L’échelle de l’action signifiait que la crise sociale allait en s’approfondissant, mais les masses laborieuses étaient encore lentes à se mouvoir. L’année 1900 se passa d’une façon relativement pacifique pour la classe ouvrière. Mais il y eut une grève générale à Kharkov le 1er mai, provoquée par l’agitation intensive des comités social-démocrates locaux. Dans cette grève, des revendications politiques furent avancées, ce qui, en un sens, fit de cette grève un tournant dans le développement du mouvement ouvrier russe.

Après cela, le mouvement grandit rapidement. A partir de 1901, des ouvriers de Kharkov, Moscou, Tomsk et d’autres grandes villes se mirent aussi à participer à des manifestations étudiantes, leur donnant un caractère plus combatif, plus volontaire. Des affrontements sanglants avec la police et les soldats devinrent de plus en plus communs. Le 1er mai 1901, une tentative de réprimer la grève de l’usine de munitions Oboukhov, dans le district de Vyborg de Saint-Pétersbourg, se transforma en siège militaire de l’usine, à la suite duquel 800 ouvriers furent arrêtés (beaucoup d’entre eux furent condamnés à des peines de travaux forcés par un tribunal militaire).

Durant l’hiver de 1901-1902, une grève générale mobilisa plus de 30.000 étudiants. Le 19 février 1901, jour du 40e anniversaire de l’émancipation des serfs, une manifestation de masse organisée par des étudiants fut rejointe par un grand nombre d’ouvriers.[6]

Au cours des années 1901-1903, les ouvriers, par leurs grèves de masse, devinrent les principaux opposants politiques actifs au tsarisme.

Les étudiants et les intellectuels en général restaient cependant prépondérants dans les cadres social-démocrates.
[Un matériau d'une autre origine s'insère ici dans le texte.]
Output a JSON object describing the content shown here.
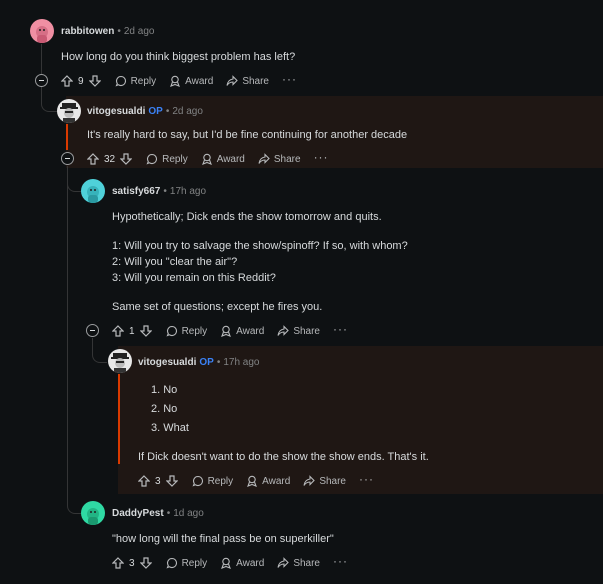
{
  "comments": [
    {
      "user": "rabbitowen",
      "op": "",
      "time": "2d ago",
      "lines": [
        "How long do you think biggest problem has left?"
      ],
      "votes": "9"
    },
    {
      "user": "vitogesualdi",
      "op": "OP",
      "time": "2d ago",
      "lines": [
        "It's really hard to say, but I'd be fine continuing for another decade"
      ],
      "votes": "32"
    },
    {
      "user": "satisfy667",
      "op": "",
      "time": "17h ago",
      "lines": [
        "Hypothetically; Dick ends the show tomorrow and quits.",
        "1: Will you try to salvage the show/spinoff? If so, with whom?",
        "2: Will you \"clear the air\"?",
        "3: Will you remain on this Reddit?",
        "Same set of questions; except he fires you."
      ],
      "votes": "1"
    },
    {
      "user": "vitogesualdi",
      "op": "OP",
      "time": "17h ago",
      "list": [
        "No",
        "No",
        "What"
      ],
      "lines": [
        "If Dick doesn't want to do the show the show ends. That's it."
      ],
      "votes": "3"
    },
    {
      "user": "DaddyPest",
      "op": "",
      "time": "1d ago",
      "lines": [
        "\"how long will the final pass be on superkiller\""
      ],
      "votes": "3"
    }
  ],
  "actions": {
    "reply": "Reply",
    "award": "Award",
    "share": "Share",
    "more": "···"
  },
  "colors": {
    "background": "#0e1113",
    "op_accent": "#d93a00",
    "op_badge": "#3b82f6",
    "avatar_pink": "#f08fa3",
    "avatar_teal": "#4fd1d9",
    "avatar_green": "#2fd9a3"
  }
}
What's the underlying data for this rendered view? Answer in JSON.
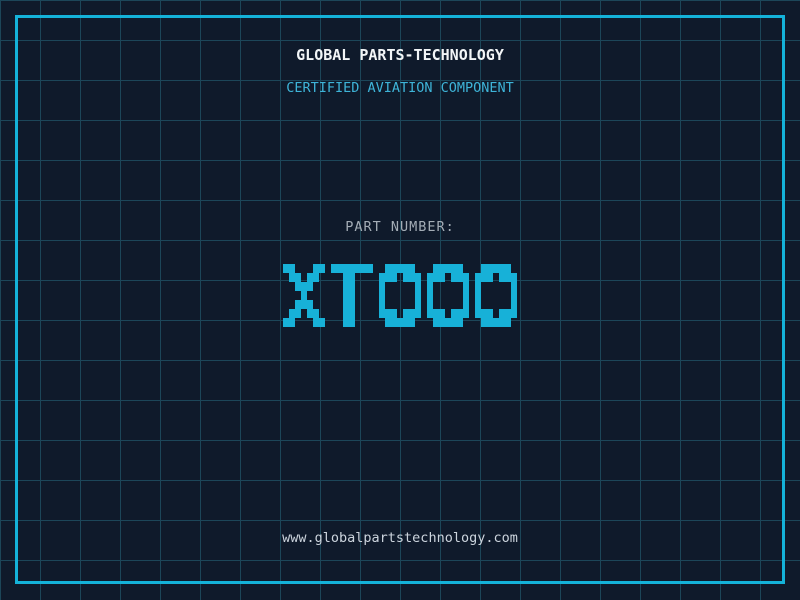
{
  "header": {
    "title": "GLOBAL PARTS-TECHNOLOGY",
    "subtitle": "CERTIFIED AVIATION COMPONENT"
  },
  "part": {
    "label": "PART NUMBER:",
    "number": "XT000"
  },
  "footer": {
    "url": "www.globalpartstechnology.com"
  },
  "colors": {
    "background": "#0f1a2b",
    "grid_line": "#1c4659",
    "frame": "#14b2d9",
    "title_text": "#f2f5f7",
    "subtitle_text": "#3eb4d8",
    "part_label_text": "#a4adb6",
    "part_number_text": "#17b1d8",
    "footer_text": "#ccd4dd"
  }
}
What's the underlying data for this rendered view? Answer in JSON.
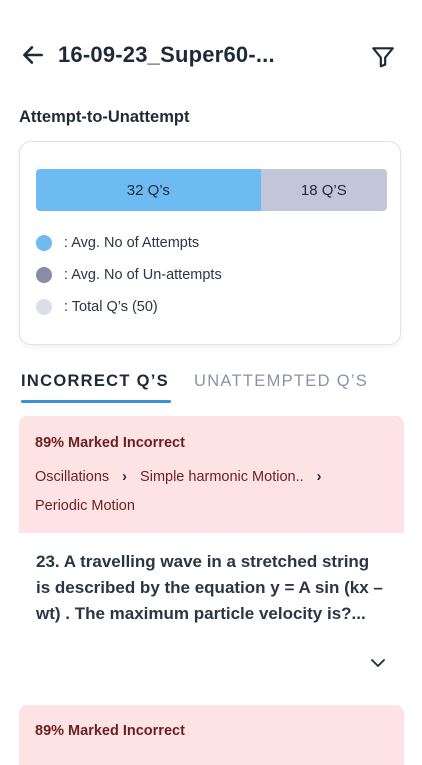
{
  "header": {
    "title": "16-09-23_Super60-..."
  },
  "section": {
    "title": "Attempt-to-Unattempt"
  },
  "summary": {
    "attempts_label": "32 Q’s",
    "unattempts_label": "18 Q’S",
    "attempts_value": 32,
    "total_value": 50,
    "legend": [
      {
        "color": "#6dbbf2",
        "label": ": Avg. No of Attempts"
      },
      {
        "color": "#8a8ba6",
        "label": ": Avg. No of Un-attempts"
      },
      {
        "color": "#dcdde9",
        "label": ": Total Q’s (50)"
      }
    ]
  },
  "tabs": {
    "incorrect": "INCORRECT Q’S",
    "unattempted": "UNATTEMPTED Q’S"
  },
  "questions": [
    {
      "tag": "89% Marked Incorrect",
      "crumbs": [
        "Oscillations",
        "Simple harmonic Motion..",
        "Periodic Motion"
      ],
      "text": "23. A travelling wave in a stretched string is described by the equation y = A sin (kx – wt) . The maximum particle velocity is?..."
    },
    {
      "tag": "89% Marked Incorrect"
    }
  ]
}
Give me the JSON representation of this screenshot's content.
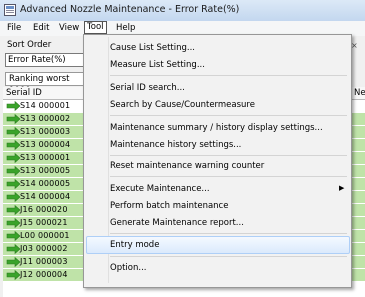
{
  "window": {
    "title": "Advanced Nozzle Maintenance - Error Rate(%)"
  },
  "menubar": {
    "file": "File",
    "edit": "Edit",
    "view": "View",
    "tool": "Tool",
    "help": "Help"
  },
  "filters": {
    "sort_order_label": "Sort Order",
    "sort_order_value": "Error Rate(%)",
    "ranking_value": "Ranking worst 1000"
  },
  "grid": {
    "col_serial": "Serial ID",
    "col_next": "Ne",
    "rows": [
      {
        "serial": "S14 000001",
        "selected": true
      },
      {
        "serial": "S13 000002"
      },
      {
        "serial": "S13 000003"
      },
      {
        "serial": "S13 000004"
      },
      {
        "serial": "S13 000001"
      },
      {
        "serial": "S13 000005"
      },
      {
        "serial": "S14 000005"
      },
      {
        "serial": "S14 000004"
      },
      {
        "serial": "J16 000020"
      },
      {
        "serial": "J15 000021"
      },
      {
        "serial": "L00 000001"
      },
      {
        "serial": "J03 000002"
      },
      {
        "serial": "J11 000003"
      },
      {
        "serial": "J12 000004",
        "value": "1·-10·"
      }
    ]
  },
  "tool_menu": {
    "cause_list": "Cause List Setting...",
    "measure_list": "Measure List Setting...",
    "serial_search": "Serial ID search...",
    "search_cause": "Search by Cause/Countermeasure",
    "summary_settings": "Maintenance summary / history display settings...",
    "history_settings": "Maintenance history settings...",
    "reset_warning": "Reset maintenance warning counter",
    "execute": "Execute Maintenance...",
    "batch": "Perform batch maintenance",
    "report": "Generate Maintenance report...",
    "entry_mode": "Entry mode",
    "option": "Option..."
  },
  "colors": {
    "row_green": "#bfe3a8",
    "menu_highlight": "#dbeafc",
    "arrow_green": "#3aa32a"
  }
}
Ainsi à Saint-Pétersbourg en janvier 1905 , « les 15 agitateurs et les 10 propagandistes que comptaient les bolcheviks étaient "exclusivement des étudiants" ».[7]

En 1907, un groupe de jeunes bolcheviks, que dirigent les étudiants Boukharine et Sokolnikov, convoque un congrès pan-russe des étudiants social-démocrates.

A l’automne de 1910, des manifestations étudiantes se déroulèrent en liaison avec la mort de l’ancien président libéral de la 1ère Douma, Mouromtsev, et celle de Tolstoï. Elles étaient aussi une réaction aux brutalités infligées aux prisonniers politiques dans la prison de Zérentoui[8]. Des meetings furent tenus dans les universités, des résolutions de protestation votées, et on tenta d’organiser des manifestations. Une grève générale étudiante fut déclenchée au début de 1911 en protestation contre les mesures répressives prises par le gouvernement, et se répandit dans toute la Russie. Lénine salua le réveil des étudiants avec enthousiasme. Il critiqua clairement la lettre d’un groupe d’étudiants social-démocrates qui tentaient de minimiser l’importance du mouvement parce qu’il n’était pas lié à une action de masse des ouvriers. La lettre des étudiants disait : « Nous estimons qu’un mouvement étudiant n’est concevable que s’il est coordonnée à une action politique d’ensemble. C’est pourquoi nous nous opposons à cette action académique. » [9] Lénine commenta vivement :

Cette façon de raisonner est fondamentalement erronée. Avec cette argumentation, en effet, le mot d’ordre révolutionnaire selon lequel il faut s’efforcer de coordonner l’action politique des étudiants avec celle du prolétariat, etc., cesse d’être un guide vivant pour une agitation de plus en plus large, de plus en plus générale, de plus en plus combative, et se transforme en dogme mort appliqué mécaniquement aux différentes étapes des différentes formes du mouvement. Il ne suffit pas de proclamer qu’une action politique coordonnée est nécessaire et de répéter le « dernier mot » des leçons de la révolution. Il faut savoir faire de la propagande en faveur de l’action politique et utiliser pour cela toutes les possibilités, toutes les conditions, et, en premier lieu, plus que tout, tous les conflits de masse qui opposent tels ou tels éléments d’avant-garde à l’autocratie…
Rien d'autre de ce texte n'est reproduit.